Plastiklerin insan vücuduna etkisine dair yapılan araştırmalar, endişe verici durumları da gözler önüne seriyor. Son araştırmalara göre insan kanında, ilk kez mikroplastik tespit edildi. Mikroplastiklerin dışkıda ve plasentada bulunabildiği uzun süredir biliniyordu.
MedUni Vienna'dan bir ekibin yaptığı ve Exposure & Health dergisinde yayımlanan yeni bir araştırma, vücudumuzdaki mikroplastik miktarını gösteriyor. Araştırmaya göre, haftada kişi başına ortalama beş gram plastik parçacık mide-bağırsak sistemine giriyor; yani neredeyse bir kredi kartı ağırlığında...
Nanoplastikler 0,001 milimetreden daha küçük boyutta tanımlanırken, 0,001 ila 5 milimetre arasındaki mikroplastikler bir dereceye kadar çıplak gözle görülebilir. Plastik parçacıklar; ambalaj atıkları, deniz ürünleri veya deniz tuzu gibi yiyecekler yoluyla da vücuda alınabiliyor. Ne var ki en önemli etkenlerden biri plastik şişeler.

Bir araştırmaya göre, günde önerilen 1,5-2 litre suyu plastik şişelerden içen biri, yalnızca bu şekilde yılda yaklaşık 90.000 plastik parçacık yutuyor. Ancak musluk suyunu tercih edenler, coğrafi konumlarına bağlı olarak, yutulan miktarı 40.000 plastik parçacığına kadar azaltabilirler.

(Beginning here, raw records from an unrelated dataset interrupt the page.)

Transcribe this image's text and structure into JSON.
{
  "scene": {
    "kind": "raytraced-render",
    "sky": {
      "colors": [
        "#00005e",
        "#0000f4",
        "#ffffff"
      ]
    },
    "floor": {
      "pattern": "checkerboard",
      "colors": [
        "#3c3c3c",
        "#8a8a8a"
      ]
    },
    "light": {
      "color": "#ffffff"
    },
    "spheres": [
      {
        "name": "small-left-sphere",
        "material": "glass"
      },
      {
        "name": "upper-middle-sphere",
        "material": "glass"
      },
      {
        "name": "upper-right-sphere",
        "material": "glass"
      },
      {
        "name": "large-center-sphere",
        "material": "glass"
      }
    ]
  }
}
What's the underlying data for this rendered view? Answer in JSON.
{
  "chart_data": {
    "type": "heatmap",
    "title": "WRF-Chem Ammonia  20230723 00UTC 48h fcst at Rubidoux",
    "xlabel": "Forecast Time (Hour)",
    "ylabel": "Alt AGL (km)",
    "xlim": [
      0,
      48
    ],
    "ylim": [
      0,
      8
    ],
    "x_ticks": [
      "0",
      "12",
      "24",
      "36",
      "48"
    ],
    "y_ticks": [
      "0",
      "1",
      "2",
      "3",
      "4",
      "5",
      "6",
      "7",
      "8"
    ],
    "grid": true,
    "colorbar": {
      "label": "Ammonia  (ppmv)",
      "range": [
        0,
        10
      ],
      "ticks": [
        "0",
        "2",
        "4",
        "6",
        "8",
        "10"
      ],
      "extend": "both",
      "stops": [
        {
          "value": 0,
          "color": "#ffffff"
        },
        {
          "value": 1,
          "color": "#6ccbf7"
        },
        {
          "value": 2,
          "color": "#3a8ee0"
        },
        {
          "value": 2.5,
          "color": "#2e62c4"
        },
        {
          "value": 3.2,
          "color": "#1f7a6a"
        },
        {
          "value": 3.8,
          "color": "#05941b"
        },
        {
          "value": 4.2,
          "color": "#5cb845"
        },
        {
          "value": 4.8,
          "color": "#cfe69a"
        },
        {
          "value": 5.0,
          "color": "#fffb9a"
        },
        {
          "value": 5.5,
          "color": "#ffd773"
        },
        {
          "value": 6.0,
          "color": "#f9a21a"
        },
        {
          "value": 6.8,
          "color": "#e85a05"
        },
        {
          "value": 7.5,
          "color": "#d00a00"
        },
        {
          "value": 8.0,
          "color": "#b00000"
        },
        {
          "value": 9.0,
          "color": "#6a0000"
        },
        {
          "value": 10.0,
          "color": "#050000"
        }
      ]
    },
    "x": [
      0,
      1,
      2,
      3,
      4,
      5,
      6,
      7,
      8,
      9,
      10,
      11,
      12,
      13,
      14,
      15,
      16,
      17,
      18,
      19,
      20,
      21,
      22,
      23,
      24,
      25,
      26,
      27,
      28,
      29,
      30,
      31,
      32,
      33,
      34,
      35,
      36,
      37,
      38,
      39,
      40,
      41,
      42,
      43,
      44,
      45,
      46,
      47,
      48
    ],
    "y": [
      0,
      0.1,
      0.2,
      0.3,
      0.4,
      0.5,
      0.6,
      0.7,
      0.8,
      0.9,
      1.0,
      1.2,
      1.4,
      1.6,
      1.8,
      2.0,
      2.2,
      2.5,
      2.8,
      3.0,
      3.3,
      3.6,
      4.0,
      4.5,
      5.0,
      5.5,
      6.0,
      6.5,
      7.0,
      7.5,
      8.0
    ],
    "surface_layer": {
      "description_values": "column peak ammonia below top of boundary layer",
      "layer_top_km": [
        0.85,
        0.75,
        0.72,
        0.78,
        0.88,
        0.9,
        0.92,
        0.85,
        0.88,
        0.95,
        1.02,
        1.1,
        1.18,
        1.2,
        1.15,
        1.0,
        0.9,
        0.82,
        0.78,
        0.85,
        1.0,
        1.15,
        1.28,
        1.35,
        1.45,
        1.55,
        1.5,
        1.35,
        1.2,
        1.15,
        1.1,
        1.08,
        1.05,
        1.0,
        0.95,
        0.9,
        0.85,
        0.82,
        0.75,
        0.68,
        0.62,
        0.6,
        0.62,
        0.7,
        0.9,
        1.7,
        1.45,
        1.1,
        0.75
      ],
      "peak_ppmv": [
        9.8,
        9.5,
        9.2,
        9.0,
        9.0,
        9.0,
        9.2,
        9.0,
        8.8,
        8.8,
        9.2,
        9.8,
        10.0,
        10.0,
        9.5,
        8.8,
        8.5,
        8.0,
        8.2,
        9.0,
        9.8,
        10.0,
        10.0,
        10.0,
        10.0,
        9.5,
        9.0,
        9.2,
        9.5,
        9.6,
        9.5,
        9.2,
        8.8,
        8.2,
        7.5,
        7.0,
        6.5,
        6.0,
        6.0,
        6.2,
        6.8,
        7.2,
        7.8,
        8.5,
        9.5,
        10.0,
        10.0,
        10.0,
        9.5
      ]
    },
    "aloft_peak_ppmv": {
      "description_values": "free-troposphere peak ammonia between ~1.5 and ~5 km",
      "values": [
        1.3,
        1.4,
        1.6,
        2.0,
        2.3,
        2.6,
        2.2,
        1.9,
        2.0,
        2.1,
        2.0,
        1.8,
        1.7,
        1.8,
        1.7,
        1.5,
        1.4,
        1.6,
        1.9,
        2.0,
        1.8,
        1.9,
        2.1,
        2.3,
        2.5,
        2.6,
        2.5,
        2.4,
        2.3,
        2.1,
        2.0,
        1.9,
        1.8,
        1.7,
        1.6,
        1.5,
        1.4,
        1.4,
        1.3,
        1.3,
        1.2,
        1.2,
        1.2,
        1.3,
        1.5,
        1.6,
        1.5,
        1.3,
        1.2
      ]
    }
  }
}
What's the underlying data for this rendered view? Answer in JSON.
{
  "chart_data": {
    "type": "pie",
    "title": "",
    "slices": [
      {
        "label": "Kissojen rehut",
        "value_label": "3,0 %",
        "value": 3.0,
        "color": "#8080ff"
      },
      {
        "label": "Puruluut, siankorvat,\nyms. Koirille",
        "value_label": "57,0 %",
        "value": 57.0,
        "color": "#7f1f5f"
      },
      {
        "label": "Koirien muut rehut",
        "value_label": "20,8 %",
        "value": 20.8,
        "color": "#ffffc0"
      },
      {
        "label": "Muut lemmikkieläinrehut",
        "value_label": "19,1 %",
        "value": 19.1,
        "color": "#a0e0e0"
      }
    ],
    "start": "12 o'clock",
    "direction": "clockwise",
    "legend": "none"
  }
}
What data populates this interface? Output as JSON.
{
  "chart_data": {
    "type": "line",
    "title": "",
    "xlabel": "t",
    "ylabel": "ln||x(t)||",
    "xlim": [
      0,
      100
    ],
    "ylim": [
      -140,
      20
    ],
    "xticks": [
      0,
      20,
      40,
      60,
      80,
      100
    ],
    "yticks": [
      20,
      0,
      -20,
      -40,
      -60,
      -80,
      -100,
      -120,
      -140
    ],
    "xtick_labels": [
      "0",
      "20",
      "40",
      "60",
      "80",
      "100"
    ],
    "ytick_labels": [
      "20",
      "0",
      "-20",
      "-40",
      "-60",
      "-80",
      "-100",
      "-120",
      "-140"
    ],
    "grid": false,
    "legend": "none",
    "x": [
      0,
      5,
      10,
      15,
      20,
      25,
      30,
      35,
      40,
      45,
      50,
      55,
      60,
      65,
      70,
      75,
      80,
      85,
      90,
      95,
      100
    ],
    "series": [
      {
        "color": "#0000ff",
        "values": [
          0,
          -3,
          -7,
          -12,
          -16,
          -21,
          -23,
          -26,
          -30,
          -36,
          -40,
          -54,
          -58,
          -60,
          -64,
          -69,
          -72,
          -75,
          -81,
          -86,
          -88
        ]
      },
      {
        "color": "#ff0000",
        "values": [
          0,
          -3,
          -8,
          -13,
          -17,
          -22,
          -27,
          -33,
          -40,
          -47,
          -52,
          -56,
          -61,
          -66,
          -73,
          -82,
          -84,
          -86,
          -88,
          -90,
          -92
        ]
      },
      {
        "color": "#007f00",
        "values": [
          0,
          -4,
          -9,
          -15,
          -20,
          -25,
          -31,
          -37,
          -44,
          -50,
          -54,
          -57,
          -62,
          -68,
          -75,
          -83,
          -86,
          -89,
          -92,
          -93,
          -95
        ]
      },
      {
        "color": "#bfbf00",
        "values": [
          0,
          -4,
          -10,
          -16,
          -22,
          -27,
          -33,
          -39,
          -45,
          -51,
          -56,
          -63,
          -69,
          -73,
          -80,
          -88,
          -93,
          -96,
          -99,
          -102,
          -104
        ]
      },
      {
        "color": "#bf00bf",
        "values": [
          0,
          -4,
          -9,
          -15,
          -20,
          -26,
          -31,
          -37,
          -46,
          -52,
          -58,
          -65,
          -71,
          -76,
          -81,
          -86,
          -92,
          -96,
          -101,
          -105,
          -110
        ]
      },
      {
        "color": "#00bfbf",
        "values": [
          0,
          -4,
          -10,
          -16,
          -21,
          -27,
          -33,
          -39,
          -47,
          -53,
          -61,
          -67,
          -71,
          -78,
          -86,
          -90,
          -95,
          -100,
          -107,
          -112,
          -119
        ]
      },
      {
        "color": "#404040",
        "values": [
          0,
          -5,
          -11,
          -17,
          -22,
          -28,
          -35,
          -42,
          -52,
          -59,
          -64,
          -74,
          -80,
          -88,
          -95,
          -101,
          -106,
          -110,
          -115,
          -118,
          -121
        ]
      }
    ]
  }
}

Araştırmacılar maden suyunun PET (polietilen tereftalat) şişelerinden sızan ksenohormonlarla (çevresel hormonlar) yaygın şekilde kontamine olduğunu da gösterdi. Ksenohormonların vücutta kanserojen etki gösterebilen östrojenik aktivite sergilediği de biliniyor.
Tıbbi araştırmalar, dokuda mikro ve nanoplastik parçacıkların (MNP'ler) bulunabileceği sindirim sistemi üzerinde yoğunlaşıyor. Deneysel çalışmalar, mide-bağırsak yolundan geçen sindirilmiş MNP'lerin bağırsak mikrobiyomunun bileşiminde değişikliklere yol açtığını gösteriyor. Araştırma ekibi, bu tür değişimlerin diyabet, obezite veya kronik karaciğer hastalığı gibi metabolik hastalıkların ortaya çıkmasıyla ilişkili olduğunu bildiriyor.